May 8, 2008

Following in Colin Fletcher's footsteps

Andreas Cohrs walks California on trek from Mexico to Oregon

Mammoth Times

In March 1958 the American outdoor icon Colin Fletcher set off to walk through California, from the Mexican boder to Oregon. While his initial motive was just getting to know the country he moved to a year earlier, his book about this voyage made him the father of modern backpacking for his lyrical and practical writings on hiking and experiencing our nature.

He inspired generations to journey into the wilderness. The eventually published Thousand Mile Summer documents Fletcher's initiation into the search for a better world. Fletcher became a struggler for environmental orientation and dedication. With his commitment he is now lining up with respectable environmentalists such as John Muir, Henry David Thoreau, or Joseph Le Conte, lyrically with great American authors like Cormack McCarthy and J.D. Salinger.

The man who walked California and the Grand Canyon, the author of the outdoor bible The Complete Walker, got hit by an SUV, that logical contrary concept to walking.
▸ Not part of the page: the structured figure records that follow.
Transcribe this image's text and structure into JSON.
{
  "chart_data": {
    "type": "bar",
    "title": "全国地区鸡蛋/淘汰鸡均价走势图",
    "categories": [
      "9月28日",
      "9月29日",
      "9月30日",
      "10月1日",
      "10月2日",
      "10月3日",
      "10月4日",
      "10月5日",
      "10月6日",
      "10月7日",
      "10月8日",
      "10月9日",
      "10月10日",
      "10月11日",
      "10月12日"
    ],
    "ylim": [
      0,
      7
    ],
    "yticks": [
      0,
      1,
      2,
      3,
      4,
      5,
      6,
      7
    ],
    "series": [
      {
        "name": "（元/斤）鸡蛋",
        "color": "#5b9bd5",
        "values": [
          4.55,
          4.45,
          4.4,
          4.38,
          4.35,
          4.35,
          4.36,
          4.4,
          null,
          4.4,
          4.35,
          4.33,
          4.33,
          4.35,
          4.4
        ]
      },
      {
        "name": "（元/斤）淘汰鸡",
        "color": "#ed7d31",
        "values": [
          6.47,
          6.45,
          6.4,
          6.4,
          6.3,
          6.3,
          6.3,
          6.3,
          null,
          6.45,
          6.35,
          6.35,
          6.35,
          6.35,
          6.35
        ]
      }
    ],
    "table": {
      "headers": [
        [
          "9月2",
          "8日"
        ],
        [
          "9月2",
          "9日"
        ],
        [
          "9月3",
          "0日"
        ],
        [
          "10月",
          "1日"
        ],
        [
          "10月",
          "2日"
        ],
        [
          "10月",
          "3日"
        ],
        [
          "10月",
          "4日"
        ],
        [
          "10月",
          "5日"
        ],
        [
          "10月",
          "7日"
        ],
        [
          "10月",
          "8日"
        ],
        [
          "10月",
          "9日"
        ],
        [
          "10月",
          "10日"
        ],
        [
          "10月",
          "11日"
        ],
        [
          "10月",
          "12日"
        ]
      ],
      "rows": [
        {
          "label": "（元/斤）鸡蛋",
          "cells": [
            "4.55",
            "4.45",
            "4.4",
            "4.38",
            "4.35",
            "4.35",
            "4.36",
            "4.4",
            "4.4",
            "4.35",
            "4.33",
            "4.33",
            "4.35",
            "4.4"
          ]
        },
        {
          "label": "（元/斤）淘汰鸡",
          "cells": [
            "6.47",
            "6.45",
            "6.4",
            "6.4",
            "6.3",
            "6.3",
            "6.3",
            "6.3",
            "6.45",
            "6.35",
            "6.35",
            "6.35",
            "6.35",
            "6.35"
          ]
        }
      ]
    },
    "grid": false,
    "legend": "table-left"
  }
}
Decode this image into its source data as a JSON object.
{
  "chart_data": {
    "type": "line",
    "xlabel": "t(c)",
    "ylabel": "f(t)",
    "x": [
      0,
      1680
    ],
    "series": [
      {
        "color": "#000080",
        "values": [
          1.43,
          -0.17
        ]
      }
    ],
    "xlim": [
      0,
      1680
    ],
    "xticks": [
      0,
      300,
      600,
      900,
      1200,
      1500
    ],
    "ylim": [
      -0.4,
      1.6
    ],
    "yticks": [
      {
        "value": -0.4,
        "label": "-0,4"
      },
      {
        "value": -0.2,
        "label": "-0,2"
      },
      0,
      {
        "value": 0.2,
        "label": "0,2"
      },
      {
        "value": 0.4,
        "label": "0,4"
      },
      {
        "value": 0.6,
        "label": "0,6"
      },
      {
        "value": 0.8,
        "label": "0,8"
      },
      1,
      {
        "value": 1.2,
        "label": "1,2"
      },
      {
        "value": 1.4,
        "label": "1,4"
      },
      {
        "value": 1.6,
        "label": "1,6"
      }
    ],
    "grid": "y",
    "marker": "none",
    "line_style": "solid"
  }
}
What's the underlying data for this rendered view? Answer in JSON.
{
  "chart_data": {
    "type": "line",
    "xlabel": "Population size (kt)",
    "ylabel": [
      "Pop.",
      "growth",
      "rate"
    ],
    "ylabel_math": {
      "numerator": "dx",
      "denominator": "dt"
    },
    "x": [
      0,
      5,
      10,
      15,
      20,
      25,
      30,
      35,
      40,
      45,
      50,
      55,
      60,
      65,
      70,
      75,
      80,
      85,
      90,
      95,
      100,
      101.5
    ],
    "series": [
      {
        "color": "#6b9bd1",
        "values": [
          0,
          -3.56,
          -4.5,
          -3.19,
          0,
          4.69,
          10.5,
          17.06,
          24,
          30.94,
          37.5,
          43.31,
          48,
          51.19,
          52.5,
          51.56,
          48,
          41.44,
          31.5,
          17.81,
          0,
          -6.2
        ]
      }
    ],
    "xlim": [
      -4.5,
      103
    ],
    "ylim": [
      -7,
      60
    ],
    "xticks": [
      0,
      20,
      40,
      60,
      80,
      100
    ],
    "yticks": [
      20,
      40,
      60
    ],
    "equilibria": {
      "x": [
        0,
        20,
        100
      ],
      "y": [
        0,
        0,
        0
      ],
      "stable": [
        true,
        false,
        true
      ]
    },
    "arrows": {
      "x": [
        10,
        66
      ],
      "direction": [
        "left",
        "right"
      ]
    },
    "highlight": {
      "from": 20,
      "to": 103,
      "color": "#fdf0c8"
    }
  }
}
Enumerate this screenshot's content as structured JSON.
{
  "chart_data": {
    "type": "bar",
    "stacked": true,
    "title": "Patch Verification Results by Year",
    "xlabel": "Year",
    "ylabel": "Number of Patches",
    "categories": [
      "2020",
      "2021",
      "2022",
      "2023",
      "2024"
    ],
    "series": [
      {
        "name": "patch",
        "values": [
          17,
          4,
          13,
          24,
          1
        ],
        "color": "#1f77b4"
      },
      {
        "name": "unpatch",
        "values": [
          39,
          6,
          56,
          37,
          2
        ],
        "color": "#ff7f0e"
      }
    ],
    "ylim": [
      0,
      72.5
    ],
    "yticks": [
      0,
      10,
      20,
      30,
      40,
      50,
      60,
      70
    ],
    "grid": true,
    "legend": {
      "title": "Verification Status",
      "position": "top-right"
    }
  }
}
The accident forced the walker to change his life and eventually caused his death.

Fortunately men and women like Fletcher supported the idea of not losing touch with our base mother nature, when modern concepts and living style are luring us away from her. Despite an increasing ubiquity of comfort and decadency Cohrs thinks we owe it to people like Fletcher that environmentally-oriented thinking has been catching on and is definitely gaining ground.

In March 2008 entrepreneur and outdoor adventurer Andreas Cohrs is celebrating a 50th anniversary of what became the Thousand-Mile Summer and follow in Fletcher's footsteps, from the Mexican border to Oregon, through desert and High Sierra. On his four-month voyage Cohrs will have a close look at the comparison of California today and Fletcher's California of the 50s.

With periodic reports from the hike he will tell about the state's hidden beauty and the affection of the people he passes. Book publication is scheduled for winter 2008. Cohrs' travel reports are telling about the normal America that is not featured by popular press, with a benign look at people and nature alongside Californian highways, paths and trails.

With his anniversary trip through California, Cohrs is calling for responsibility by telling about the beauty of the land and the people living there. "We have to protect our lands, which we need more and more and which is endangered by other causes, becoming a very instable pattern," he said. "America is still losing wildlife and wild country to an increasing degree."